DET-AUTH-003 — RBAC denied burst

Rule ID: DET-AUTH-003 Title: Cluster of RBAC permission-denied events from one operator account in a short window Category: auth Last validated: 2026-06-04 (initial catalog) State: live — RBAC denial events log today via console/app/blueprints/rbac_reader.py:255 (category="rbac.permission_denied") and console/app/middleware/rbac.py:436

Telemetry source

• console/app/middleware/rbac.py — emits JSON log line including error="permission_denied", admin identity, requested permission, route.
• console/app/blueprints/rbac_reader.py — emits structured event category="rbac.permission_denied" with admin/permission/reason.
• Eventually: console_audit_events should mirror these events with operator-id + permission-key + route fields (gap; see prerequisites).
• Current source: console app logs via Heroku Logplex; same Logplex-drain prerequisite as DET-AUTH-001 for archival queries. Real-time tail viable today.

Statistical method + baseline window

• Method: event-cluster detection — N denials from one operator account within window W where N exceeds historical operator baseline.
• Baseline window: rolling 30 days per operator (RBAC denials are sparse → longer baseline).
• Fire condition: >= 5 distinct-permission denials from one operator account within 10 minutes, OR >= 3 denials targeting "elevated" permissions (any *:admin or *:write scope) within 10 minutes.

Threshold + expected FP rate

• Threshold: 5 denials / 10 min (any permission); 3 denials / 10 min (elevated permissions).
• Expected FP rate: ~1 per quarter pre-launch.

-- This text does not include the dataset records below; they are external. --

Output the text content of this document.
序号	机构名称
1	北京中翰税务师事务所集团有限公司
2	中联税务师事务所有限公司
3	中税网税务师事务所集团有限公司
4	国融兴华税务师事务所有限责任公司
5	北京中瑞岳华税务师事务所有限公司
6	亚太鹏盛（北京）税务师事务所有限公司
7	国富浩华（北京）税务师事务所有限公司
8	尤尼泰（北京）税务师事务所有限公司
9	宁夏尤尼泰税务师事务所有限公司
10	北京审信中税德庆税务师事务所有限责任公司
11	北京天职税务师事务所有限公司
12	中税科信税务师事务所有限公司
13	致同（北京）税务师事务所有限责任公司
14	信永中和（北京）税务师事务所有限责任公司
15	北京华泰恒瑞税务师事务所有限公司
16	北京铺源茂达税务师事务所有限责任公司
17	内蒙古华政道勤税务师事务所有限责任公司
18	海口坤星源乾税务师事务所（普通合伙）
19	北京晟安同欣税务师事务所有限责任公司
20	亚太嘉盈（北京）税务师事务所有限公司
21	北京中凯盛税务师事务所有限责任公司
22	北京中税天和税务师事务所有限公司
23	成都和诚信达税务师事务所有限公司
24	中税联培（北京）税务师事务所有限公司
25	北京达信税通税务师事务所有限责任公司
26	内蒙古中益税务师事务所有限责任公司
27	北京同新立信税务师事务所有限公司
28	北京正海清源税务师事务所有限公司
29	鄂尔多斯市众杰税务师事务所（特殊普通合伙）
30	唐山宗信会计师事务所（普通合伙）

Operator-driven RBAC exploration produces small bursts; tune-up if more than 1 FP per month post-launch.

Alert route

• HIGH (elevated-permission burst, 3+ in 10 min): #raxx-ops-alert-sev2-5 (ET hours) / #raxx-ops-alert-sev2 (off-hours). Per-event because compromised-operator-account is one of the worst-case pre-launch incidents (operator is sole admin).
• MEDIUM (any-permission burst, 5+ in 10 min): ops@ daily digest.

Escalation owner

• security-agent — possible compromised operator session, possible mid-attack lateral probe.
• operator if the operator recognizes the session as their own (recent role-narrowing accident).

Test fixture / synthetic positive

See _fixtures/rbac_denied_burst_positive.json for a synthetic 6-denial burst from one operator across 6 distinct admin permissions within 8 minutes.

What to do when this fires

1. Identify the operator account in the cluster. If it's the sole operator's account, immediately verify with operator out-of-band (do they recognize the session?).
2. Check the source IP + user-agent for the denied requests against the operator's known login pattern.
3. If unrecognized: force-revoke all operator sessions, rotate operator's hardware key (per the FIDO2 enrollment posture from feedback_signup_never_blocks), and treat as SEV1.
4. If recognized (operator was exploring): close as confirmed-FP, tag the fire in docs/detections/_log/ for baseline tuning, and leave the rule live.

What NOT to do

• Do not auto-revoke sessions from this rule alone. Confirm out-of-band first.
• Do not silence the rule because the sole operator triggered it during exploration. Tune the baseline; do not gut the rule.
• Do not exclude any operator from this rule. Even the operator account is monitored (especially the operator account — they're the sole admin).